Home / Berita / Kerja Sama Maksimalkan Energi Terbarukan

Kerja Sama Maksimalkan Energi Terbarukan

Pengembangan energi terbarukan yang ditargetkan mencapai 23 persen pada 2025 perlu melibatkan swasta. Saat ini pemanfaatan energi terbarukan masih rendah yakni 2 persen.

Potensi energi terbarukan Indonesia 441,7 gigawatt (GW) bersumber dari panas bumi, bioenergi, air, angin, surya, dan samudera. Adapun pembangkit dari energi terbarukan yang terpasang 9,1 GW hingga tahun 2017.

Direktur Aneka Energi Baru dan Energi Terbaru Kementerian Energi dan Sumber Daya Mineral, Harris, Rabu (14/11/2018), di Jakarta, mengatakan, pemerintah berkomitmen mewujudkan energi berkeadilan berdasarkan ketersediaan, keterjangkauan, dan berdampak pada pembangunan berkelanjutan.

FRANSISKUS WISNU W DANY UNTUK KOMPAS–Forum Bisnis Energi Terbarukan memperingati 60 tahun hubungan diplomatik Jepang-Indonesia di Jakarta, Rabu (14/11/2018).

Penggunaan energi terbarukan dilakukan secara maksimal dan mengutamakan efisiensi serta konservasi untuk mengurangi emisi. ” Pemerintah mendorong dan memaksimalkan energi terbarukan melalui kebijakan energi nasional. Dibutuhkan 45 GW untuk mencapai target pada 2025,” kata Harris, dalam peringatan 60 tahun hubungan diplomatik Jepang dan Indonesia.

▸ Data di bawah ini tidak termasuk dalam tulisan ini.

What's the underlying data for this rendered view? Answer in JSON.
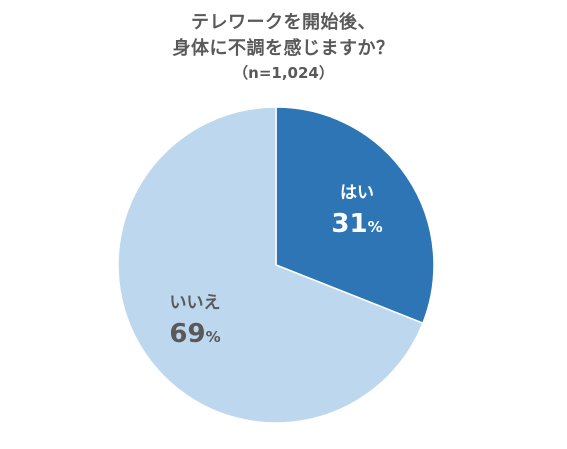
{
  "chart_data": {
    "type": "pie",
    "title_lines": [
      "テレワークを開始後、",
      "身体に不調を感じますか？"
    ],
    "subtitle": "（n=1,024）",
    "slices": [
      {
        "label": "はい",
        "value": 31,
        "value_text": "31",
        "unit": "%",
        "color": "#2e75b6",
        "label_color": "#ffffff"
      },
      {
        "label": "いいえ",
        "value": 69,
        "value_text": "69",
        "unit": "%",
        "color": "#bdd7ee",
        "label_color": "#595959"
      }
    ]
  }
}
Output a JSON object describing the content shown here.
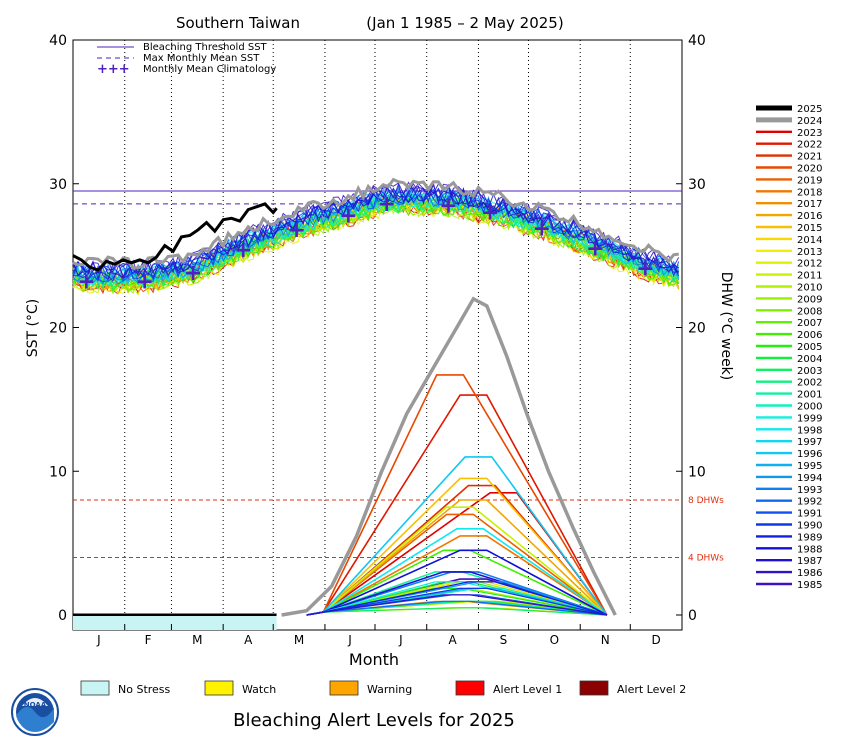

Beberapa upaya dilakukan pemerintah demi mencapai target tersebut yakni pembangunan Pembangkit Listrik Tenaga Bayu Sidrap berkapasitas 75 megawatt (MW) dan PLTB Jeneponto Tolo-1 berkapasitas 72 MW di Sulawesi Selatan serta pembangunan PLTS Apung Cirata berkapasitas 200 MW di Jawa Barat.

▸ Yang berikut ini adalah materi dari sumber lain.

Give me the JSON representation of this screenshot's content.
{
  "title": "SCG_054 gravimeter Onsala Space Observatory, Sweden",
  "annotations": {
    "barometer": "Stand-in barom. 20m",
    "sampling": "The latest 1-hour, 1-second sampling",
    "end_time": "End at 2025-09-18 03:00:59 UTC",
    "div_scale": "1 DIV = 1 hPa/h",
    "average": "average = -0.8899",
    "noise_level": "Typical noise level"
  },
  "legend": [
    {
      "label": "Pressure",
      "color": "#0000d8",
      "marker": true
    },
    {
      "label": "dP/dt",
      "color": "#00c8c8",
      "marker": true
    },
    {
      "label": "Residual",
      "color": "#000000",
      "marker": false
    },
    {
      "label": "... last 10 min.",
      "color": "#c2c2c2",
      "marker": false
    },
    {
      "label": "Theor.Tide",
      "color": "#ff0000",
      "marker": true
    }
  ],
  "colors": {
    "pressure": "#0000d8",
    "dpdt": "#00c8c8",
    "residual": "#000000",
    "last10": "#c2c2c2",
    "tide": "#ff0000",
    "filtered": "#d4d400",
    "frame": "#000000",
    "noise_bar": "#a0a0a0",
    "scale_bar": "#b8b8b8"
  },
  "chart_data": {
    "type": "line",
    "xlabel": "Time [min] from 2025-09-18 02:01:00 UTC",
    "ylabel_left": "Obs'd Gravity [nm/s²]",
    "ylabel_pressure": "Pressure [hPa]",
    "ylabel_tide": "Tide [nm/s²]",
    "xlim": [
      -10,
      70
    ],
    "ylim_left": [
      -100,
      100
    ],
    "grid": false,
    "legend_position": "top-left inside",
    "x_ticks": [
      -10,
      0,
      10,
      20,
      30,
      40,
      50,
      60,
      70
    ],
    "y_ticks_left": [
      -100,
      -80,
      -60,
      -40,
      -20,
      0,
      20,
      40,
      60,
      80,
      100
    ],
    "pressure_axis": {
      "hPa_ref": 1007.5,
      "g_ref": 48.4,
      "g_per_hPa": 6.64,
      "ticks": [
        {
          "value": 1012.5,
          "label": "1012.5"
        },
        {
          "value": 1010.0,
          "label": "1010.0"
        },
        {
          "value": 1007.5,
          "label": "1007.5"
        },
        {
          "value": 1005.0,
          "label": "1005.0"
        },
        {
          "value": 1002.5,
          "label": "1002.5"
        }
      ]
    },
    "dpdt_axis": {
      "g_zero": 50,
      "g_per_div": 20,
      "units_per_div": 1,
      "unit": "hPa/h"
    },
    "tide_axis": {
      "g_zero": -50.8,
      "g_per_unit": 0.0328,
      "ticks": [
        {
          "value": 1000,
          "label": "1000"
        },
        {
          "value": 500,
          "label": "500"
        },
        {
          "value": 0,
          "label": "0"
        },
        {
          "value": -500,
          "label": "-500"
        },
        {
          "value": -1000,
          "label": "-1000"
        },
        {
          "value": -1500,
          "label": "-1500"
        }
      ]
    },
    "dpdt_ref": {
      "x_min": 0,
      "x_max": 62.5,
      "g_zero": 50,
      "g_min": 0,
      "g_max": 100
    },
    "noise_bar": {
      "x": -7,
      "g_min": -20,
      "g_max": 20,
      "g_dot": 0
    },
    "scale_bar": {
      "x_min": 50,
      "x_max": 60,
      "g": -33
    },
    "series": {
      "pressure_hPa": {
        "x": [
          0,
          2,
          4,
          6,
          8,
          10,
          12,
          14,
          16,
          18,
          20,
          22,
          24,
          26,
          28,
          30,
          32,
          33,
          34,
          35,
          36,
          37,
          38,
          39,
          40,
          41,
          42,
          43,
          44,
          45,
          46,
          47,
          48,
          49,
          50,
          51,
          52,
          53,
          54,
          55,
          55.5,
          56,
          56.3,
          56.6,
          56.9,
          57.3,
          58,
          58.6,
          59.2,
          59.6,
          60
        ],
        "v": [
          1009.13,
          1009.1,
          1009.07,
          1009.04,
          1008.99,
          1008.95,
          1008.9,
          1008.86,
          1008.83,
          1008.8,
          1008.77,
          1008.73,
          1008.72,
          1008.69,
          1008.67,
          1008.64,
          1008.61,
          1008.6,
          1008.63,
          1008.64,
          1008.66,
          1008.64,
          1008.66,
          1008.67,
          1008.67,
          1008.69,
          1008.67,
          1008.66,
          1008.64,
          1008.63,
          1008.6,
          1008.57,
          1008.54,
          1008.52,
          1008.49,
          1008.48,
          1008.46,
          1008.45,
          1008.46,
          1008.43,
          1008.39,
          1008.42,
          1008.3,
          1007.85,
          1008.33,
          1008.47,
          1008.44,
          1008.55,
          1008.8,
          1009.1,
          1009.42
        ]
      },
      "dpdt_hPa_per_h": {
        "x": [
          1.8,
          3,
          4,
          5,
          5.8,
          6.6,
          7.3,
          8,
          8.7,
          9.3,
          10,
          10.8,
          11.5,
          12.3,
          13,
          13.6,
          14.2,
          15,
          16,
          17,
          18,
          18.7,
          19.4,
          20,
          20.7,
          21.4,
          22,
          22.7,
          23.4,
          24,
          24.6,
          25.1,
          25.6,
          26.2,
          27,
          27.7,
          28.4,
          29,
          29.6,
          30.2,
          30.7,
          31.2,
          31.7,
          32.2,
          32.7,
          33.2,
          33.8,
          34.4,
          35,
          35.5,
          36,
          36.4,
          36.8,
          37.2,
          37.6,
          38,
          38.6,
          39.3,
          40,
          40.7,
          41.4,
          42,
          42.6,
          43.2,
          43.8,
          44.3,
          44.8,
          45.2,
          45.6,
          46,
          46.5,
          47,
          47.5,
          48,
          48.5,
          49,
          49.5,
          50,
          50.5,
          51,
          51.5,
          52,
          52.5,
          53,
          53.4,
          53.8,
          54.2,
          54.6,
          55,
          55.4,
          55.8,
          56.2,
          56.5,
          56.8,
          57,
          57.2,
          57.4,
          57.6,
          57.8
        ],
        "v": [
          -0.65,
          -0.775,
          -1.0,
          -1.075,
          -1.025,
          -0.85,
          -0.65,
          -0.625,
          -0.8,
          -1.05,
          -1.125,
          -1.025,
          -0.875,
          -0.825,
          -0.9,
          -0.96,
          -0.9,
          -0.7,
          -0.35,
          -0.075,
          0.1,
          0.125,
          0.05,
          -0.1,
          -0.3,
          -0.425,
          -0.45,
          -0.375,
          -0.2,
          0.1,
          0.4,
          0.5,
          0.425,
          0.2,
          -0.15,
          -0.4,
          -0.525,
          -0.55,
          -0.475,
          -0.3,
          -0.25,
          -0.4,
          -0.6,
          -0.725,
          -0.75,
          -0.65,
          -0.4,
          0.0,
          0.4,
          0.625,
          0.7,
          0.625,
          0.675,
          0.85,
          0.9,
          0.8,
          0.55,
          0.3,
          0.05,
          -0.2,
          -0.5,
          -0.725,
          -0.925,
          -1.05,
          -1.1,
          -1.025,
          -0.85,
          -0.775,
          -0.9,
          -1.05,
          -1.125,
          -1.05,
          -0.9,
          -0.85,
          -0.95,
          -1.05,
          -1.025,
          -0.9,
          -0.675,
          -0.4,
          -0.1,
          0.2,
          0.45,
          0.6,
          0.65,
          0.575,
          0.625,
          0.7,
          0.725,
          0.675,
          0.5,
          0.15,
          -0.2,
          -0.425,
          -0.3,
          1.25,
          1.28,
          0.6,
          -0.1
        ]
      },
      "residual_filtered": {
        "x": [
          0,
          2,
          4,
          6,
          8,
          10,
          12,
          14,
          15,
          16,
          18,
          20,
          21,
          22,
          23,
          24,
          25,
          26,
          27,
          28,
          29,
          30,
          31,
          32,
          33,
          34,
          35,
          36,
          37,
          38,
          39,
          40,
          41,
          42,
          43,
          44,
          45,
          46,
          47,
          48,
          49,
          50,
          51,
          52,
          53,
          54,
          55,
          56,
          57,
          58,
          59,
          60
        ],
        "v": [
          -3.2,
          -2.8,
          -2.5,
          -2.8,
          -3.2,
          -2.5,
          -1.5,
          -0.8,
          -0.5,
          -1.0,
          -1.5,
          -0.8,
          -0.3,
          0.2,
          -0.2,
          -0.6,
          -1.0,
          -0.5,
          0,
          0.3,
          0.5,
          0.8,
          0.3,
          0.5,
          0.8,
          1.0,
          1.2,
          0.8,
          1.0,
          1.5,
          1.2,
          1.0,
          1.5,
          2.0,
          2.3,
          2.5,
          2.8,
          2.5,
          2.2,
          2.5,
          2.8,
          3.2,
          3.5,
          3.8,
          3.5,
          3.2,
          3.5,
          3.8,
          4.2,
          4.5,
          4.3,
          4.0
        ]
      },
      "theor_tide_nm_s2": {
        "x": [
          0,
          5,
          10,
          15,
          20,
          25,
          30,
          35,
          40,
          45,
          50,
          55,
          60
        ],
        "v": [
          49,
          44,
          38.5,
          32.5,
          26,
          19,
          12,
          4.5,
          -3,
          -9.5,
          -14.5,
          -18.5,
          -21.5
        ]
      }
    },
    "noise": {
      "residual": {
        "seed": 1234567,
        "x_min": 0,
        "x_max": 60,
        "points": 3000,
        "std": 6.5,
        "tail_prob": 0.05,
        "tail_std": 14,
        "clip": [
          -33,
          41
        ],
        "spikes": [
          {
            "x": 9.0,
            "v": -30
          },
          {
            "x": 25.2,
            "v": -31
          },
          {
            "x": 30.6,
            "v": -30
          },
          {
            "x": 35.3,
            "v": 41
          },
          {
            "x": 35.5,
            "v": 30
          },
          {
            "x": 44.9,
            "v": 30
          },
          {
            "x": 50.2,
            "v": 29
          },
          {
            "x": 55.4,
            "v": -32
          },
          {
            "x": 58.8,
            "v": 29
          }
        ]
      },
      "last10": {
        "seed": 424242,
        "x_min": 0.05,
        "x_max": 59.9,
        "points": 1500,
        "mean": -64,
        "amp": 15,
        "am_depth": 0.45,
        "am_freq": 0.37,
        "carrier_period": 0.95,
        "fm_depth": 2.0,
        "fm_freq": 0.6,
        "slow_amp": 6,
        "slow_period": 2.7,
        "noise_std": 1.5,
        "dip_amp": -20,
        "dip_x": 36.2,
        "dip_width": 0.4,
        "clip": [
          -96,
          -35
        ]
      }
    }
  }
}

Pemerintah juga berupaya meningkatkan rasio elektrifikasi dari 98,05 persen menjadi 100 persen pada 2020. Saat ini, ada 2.519 desa di 15 provinsi yang belum tersentuh listrik. Hal tersebut menjadi pekerjaan rumah yang harus dituntaskan dengan memanfaatkan energi terbarukan.

KOMPAS/NINA SUSILO–Presiden Joko Widodo meresmikan Pembangkit Listrik Tenaga Bayu (PLTB) Sidrap, di Kabupaten Sidenreng Rappang, Sulawesi Selatan, Senin (2/7/2018). Bersamaan dengan itu, diresmikan pula dua PLTU yakni PLTU Punagaya, Kabupaten Jeneponto yang berkapasitas 2×100 MW dan dibangun sejak tiga tahun lalu serta PLTU Jeneponto Ekspansi 2×135 MW.

Swasta terlibat
Pemerintah juga mendorong keterlibatan swasta dalam energi terbarukan agar pemanfaatan semakin optimal. Menurut Haryanto, Direktur Konservasi Energi, potensi energi terbarukan membutuhkan sarana dan prasarana penunjang. Pemerintah membutuhkan dukungan swasta untuk menyediakan hal itu.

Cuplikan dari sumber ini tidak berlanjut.